For our mini-project, we’re analyzing the Iris dataset. You’ve loaded it and explored its columns. Now, let’s prepare data for visualization (next class).

**Task**: Select the `petal length (cm)` and `petal width (cm)` columns from `df_iris` and save them to a new DataFrame called `df_petals`. Print its first 5 rows.

In [None]:
# Your code here
df_petals = df_iris[['petal length (cm)', 'petal width (cm)']]
print(df_petals.head())

**Think Ahead**: What might a scatter plot of petal length vs. petal width look like? Could it help separate species? We’ll find out in Class 3!

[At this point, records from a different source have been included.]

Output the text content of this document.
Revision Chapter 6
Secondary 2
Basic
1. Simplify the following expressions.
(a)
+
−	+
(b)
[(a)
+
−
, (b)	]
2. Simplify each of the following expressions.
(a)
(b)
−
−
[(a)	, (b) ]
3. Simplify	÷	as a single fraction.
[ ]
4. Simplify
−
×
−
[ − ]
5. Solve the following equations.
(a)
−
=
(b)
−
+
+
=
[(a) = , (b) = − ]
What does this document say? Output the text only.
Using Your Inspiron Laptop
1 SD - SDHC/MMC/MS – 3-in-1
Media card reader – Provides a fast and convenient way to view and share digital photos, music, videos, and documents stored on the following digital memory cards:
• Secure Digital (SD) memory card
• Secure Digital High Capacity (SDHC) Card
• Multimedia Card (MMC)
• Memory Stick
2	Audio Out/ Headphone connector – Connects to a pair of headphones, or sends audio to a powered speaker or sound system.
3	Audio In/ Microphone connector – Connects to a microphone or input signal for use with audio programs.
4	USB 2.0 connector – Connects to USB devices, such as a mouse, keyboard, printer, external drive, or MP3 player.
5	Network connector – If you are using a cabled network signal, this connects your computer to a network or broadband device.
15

**Optional Challenge**: Compute the average `petal length (cm)` for the `setosa` species. (Hint: Filter by species, then use `.mean()`.)

In [None]:
# Optional: Try it here



## Wrap-Up

Awesome work! You’ve learned how to:
- Create and use pandas Series.
- Build and explore DataFrames.
- Load datasets like Iris with `pd.read_csv()`.
- Filter data and handle missing values.
- Start preparing data for our mini-project.

Save this notebook and share your exercise results if asked. Next class, we’ll visualize data with Matplotlib!